General and administrative expenses from continuing operations increased from $32,911 in 2011 to $70,190 in 2012. The increase in and general and administrative expenses during 2012 is primarily due to increased activity relating to its recent clinical trials. Professional fees decreased from $64,558 in 2011 to $47,031 in 2012. The decrease in professional fees during 2012 is primarily due to fewer expenses related to investor relations. Salaries and wages increased from 2011 to 2012. The Company expects salaries and wages, professional fees, and general and administrative expenses to continue to increase in future periods as development of its products continues.

The Company incurred $578,513 in research and development expenses in 2012 compared to $336,155 in 2011. The increase is a result of the commencement of the clinical trial in wet-AMD and continuation of the animal studies and lab tests which began part way through 2011 as well as maintenance and development of the products that it acquired in 2009. The Company expects research and development expenses to continue to rise as development of its products continue.

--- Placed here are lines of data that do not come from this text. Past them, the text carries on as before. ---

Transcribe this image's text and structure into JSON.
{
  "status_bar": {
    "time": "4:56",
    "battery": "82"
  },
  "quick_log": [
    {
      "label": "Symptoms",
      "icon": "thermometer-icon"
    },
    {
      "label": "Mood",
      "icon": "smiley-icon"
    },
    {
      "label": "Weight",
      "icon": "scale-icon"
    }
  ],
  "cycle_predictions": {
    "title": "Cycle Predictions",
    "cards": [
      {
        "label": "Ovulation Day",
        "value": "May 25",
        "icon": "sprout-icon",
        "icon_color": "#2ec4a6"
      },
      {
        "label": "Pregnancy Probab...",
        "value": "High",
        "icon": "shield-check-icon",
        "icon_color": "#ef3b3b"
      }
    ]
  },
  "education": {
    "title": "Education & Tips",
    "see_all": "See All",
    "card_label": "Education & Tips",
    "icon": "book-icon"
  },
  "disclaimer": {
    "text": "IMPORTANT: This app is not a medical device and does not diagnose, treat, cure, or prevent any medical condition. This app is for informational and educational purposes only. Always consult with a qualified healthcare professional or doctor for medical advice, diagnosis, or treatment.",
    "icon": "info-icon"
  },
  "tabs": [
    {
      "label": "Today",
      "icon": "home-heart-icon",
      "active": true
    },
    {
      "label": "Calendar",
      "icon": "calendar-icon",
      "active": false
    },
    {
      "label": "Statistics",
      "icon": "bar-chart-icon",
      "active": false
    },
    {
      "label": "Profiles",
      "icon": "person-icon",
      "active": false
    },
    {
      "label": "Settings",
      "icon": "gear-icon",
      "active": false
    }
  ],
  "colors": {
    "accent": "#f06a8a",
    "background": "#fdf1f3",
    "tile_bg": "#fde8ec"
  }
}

The Company issued certain securities to investors at various times that qualify for derivative accounting which requires that the value of these warrants be recorded as a liability instead of within permanent equity. These derivatives are then marked to their fair value at the end of each reporting period with changes being recorded in earnings. As the Company's stock price increased during 2012 the value of these derivatives have increased, resulting in an increase in the liability and a non-cash loss on derivative liability of $1,403,123 for 2012 compared to a gain of $826,902 in the comparable period in 2011.

For the three months ended December 31, 2012, the Company recognized net loss of $2,218,352, reflecting the non-cash loss on derivative liabilities of $1,403,123 in other income, compared to income of $350,737 for the same period in 2011, reflecting the non-cash gain on derivative liabilities of $826,902. Excluding the non-cash gain or loss on derivative liability as well as the non-cash expense associated with the issuance of stock and warrants to employees and consultants, the Company's net loss for 2012 would have been $594,768 and $405,618 for 2011. Until the Company is able to generate revenues, management expects to continue to incur such net losses.